Aforementioned Sweet Husband let me sleep in until 9 a.m., and then we traded places -- I took care of Frida and he went back to sleep.  Frida and I set out with the stroller and went to my favourite fruit and veggie stand on Bloor Street, where we managed to buy a veritable mountain of organic produce for $29. Yay! (Not everyone closes shop today.) We celebrated when we got back home with a little mid-morning feast of cherries, blueberries, and mango on our front porch.

Facing another hot afternoon, I decided to blend some blueberries, bananas, vanilla, maple syrup, soy milk, and leftover coconut milk with the intention of making popsicles for later in the day...but just in the nick of time I remembered that we were out of sticks for our super-deluxe popsicle mold (best purchase of last summer).  So I added some spoonfuls of yogurt and put the whole thing in our ice-cream maker (which had been collecting dust for a few summers, but was recently brought back into circulation).

The counter was a little crowded in our little kitchen, but with the sun streaming in through my new-ish curtains (made to match our new-ish "green apple" colour KitchenAid blender) it was a sweet sight.

 Frida and I happily watched the ice cream maker work its noisy magic on our banana-blueberry concoction.

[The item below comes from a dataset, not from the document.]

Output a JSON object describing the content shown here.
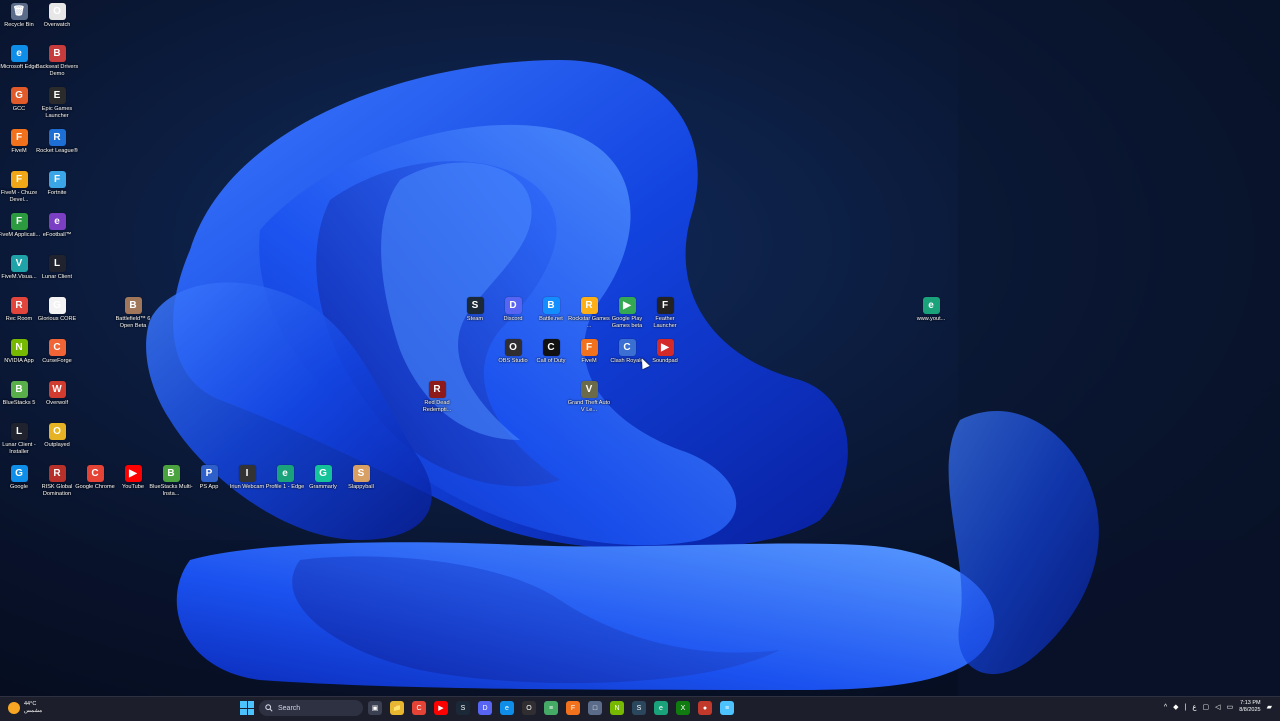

Buoyed by our domestic accomplishments we made a big batch of granola...a 4th interpretation of the recipe from The Homemade Pantry.  While our three trays of coconut-cashew granola baked, the house started to smell delicious!

It was a great morning.

Finally, this evening I pressed my completed Irish Chain quilt top, which will be a gift for our friend Danny (who has a big birthday next week).  This is a pattern from Denyse Schmidt's new book Modern Quilts, Traditional Inspiration -- and is indeed a very traditional design, using quite tiny squares to make up the "chain" (they're 3/4" finished).  It was a bit finicky to make, and I have to admit that it bothers me a wee bit that my corners are not all crisp -- not enough to want to re-do or to start using a lot of pins while piecing, oh no, but there you go. 

DS Irish Chain

DS Irish Chain

favourite detail from Irish Chain quilt top

DS Irish Chain

The chain in my version is (mostly) Yuwa Live Life letters (parchment coloured), with some of odd squares thrown in, including a few in Grand Tour Venice, aqua...those are the ones that really stand out and I'm going to feature that fabric in a strip on the back of the quilt.  The background fabric is the reverse side of Twilight Garden in mocha (an older Connecting Threads textured solid), which is very sedate...and has me itching to make something wildly and outrageously colourful.

Thanks to my 6'3" partner for holding yet another quilt top for me to photograph.  I wish we had a good spot for me to take unassisted pictures of full quilt tops -- a stretch of high fence, a clothesline, a picturesque barn door -- but alas! we do not.  So tall and patient husband to the rescue once again.

I hope fellow residents of Canada enjoyed their long weekend and that my American friends have a great 4th of July!